MIXED CONTACT PROBLEM FOR THE ORTHOTROPIC PLATE WITH CIRCULAR HOLE AND ELASTIC DISK
Abstract
The enhancement of the reliability of machine components designed as piecewise-homogeneous plates is one of the
critical issues in modern engineering mechanics. Their durability largely depends on the presence of defects, such as cuts or
cracks, at the material interface, which may arise during the manufacturing process and significantly reduce the permissible
external load on the component during operation.
A solution is proposed for the contact problem of an infinite orthotropic plate with a circular hole and a flexible isotropic
disk, which are bonded together along one part of their common boundary, while a symmetric crack exists along the rest of the
contour between them. Under the action of a concentrated force applied at the center of the disk, the edges of the crack in the
plate-like structure make partial or full contact along the entire length. Frictional forces in the contact area between the plate
and the disk are absent.
The solution to this problem involves determining the components of the stress state at the interface between the
materials of the plate and the disk, as well as establishing the dimensions and position of the contact zone.
The boundary conditions of the problem on the smooth contact region are chosen as the equality of normal
displacements at the contour points of the plate and the disk, while on the bonding region, the boundary conditions are defined
by the equality of displacements. The relationships between the components of the displacement vector at the contour points of
the orthotropic plate and the elastic disk, and the contact stresses, are expressed as integral equations with logarithmic kernels.
By substituting these expressions into the boundary conditions of the problem, a system of four singular integral equations is
constructed to determine the functions through which the contact forces on the contact and bonding regions are expressed. In
addition to the derived system of equations, the condition of force equilibrium of the disk must be satisfied. An approximate
solution to the problem is implemented using the method of mechanical quadratures and collocation. The dichotomy method
determines the size and position of the contact zone.

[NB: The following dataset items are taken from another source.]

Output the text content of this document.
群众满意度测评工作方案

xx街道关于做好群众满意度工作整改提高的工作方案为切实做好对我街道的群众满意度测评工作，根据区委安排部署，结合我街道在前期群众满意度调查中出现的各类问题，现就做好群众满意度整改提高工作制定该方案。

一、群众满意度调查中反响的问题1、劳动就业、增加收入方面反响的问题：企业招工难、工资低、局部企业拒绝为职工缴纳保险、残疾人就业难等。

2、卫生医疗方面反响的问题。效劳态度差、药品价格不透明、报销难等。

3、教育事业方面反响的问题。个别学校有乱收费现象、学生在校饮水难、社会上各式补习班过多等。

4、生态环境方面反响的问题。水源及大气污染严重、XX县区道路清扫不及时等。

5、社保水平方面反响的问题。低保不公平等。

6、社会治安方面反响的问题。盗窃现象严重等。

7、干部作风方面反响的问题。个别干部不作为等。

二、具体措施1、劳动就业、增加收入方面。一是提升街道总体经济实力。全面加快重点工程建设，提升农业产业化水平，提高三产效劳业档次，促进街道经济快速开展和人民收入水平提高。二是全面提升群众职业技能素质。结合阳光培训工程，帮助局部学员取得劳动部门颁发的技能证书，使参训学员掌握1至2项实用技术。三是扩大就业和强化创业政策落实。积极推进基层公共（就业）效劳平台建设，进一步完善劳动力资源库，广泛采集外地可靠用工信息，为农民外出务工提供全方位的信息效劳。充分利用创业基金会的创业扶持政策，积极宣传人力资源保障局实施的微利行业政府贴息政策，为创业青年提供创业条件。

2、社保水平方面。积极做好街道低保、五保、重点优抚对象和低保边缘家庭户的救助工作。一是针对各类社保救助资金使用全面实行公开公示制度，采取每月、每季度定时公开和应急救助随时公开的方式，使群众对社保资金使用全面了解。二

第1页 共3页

For a homogeneous orthotropic plate with a symmetric circular crack, whose edges make partial or full contact under
the action of a force load, the influence of material orthotropy on the distribution of contact and hoop stresses has been studied.
The value of the critical angle of the crack zone at which the complete contact separation occurs at its endpoints has been
determined. The results of numerical calculations are presented in two figures and a table.